14/05/2026
Nei giorni scorsi nella nostra città si è verificato un episodio gravissimo, che ci colpisce profondamente come professionisti e come cittadini. Un atto di violenza, nato da dinamiche forse di noia, competizione, esclusione e odio, che ha coinvolto giovanissimi e che ci impone una difficile ma urgente riflessione.
Noi che lavoriamo nel sociale sentiamo forte la responsabilità di ribadire quanto sia fondamentale investire nell’educazione dei bambini e dei ragazzi. Educare significa accompagnare alla comprensione dell’altro, promuovere il rispetto, sviluppare empatia e senso critico. Non è un compito che riguarda solo la scuola, ma l’intera comunità: famiglie, servizi, istituzioni, comunità, collettività.
Il sostegno alle famiglie è un pilastro essenziale. Spesso dietro comportamenti violenti o discriminatori si nascondono fragilità, mancanza di strumenti educativi e contesti sociale e relazionali poveri. Intervenire precocemente, creare reti di supporto, offrire spazi di ascolto e crescita è ciò che può fare la differenza.
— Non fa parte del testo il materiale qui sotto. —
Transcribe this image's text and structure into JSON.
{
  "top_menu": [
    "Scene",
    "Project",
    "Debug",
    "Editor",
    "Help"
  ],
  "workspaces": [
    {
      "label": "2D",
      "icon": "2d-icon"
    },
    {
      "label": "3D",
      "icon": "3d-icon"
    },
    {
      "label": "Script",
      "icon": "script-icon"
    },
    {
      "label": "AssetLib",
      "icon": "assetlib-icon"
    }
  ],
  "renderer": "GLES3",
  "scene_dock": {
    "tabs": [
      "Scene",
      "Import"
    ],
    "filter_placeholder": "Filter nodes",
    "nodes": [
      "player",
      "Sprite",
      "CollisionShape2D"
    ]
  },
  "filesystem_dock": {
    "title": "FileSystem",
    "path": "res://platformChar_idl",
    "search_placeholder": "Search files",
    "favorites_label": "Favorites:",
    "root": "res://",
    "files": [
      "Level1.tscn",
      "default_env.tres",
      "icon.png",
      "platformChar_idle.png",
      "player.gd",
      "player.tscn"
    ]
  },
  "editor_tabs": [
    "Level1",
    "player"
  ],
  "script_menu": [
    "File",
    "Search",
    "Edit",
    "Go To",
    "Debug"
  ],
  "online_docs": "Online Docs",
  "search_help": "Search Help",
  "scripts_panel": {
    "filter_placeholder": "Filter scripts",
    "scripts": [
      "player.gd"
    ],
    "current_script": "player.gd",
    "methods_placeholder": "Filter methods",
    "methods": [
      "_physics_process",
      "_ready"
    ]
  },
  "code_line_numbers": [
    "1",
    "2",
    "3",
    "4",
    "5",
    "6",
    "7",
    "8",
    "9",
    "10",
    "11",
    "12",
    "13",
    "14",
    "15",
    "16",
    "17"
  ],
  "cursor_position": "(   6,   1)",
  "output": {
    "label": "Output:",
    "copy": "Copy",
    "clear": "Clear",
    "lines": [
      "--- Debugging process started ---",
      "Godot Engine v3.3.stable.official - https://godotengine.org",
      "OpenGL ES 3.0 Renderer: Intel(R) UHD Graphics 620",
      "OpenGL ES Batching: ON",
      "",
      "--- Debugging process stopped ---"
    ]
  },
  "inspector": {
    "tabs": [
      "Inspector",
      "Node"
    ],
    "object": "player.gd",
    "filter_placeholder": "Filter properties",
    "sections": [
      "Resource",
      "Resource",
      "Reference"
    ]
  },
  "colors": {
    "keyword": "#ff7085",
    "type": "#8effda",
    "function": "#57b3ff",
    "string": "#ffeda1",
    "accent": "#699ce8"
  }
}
Nel nostro lavoro quotidiano, all’interno delle nostre comunità e dei nostri centri di accoglienza, vediamo quanto l’incontro tra culture possa essere una ricchezza, se accompagnato da percorsi educativi adeguati. L’inclusione non è un concetto astratto, ma un processo che si costruisce giorno dopo giorno.
Oggi più che mai è necessario un impegno condiviso per educare al rispetto, alla convivenza e alla responsabilità. Perché tragedie come questa non siano solo motivo di dolore, ma anche occasione per cambiare, insieme. Non possiamo restare indifferenti. Dobbiamo esserci, prima.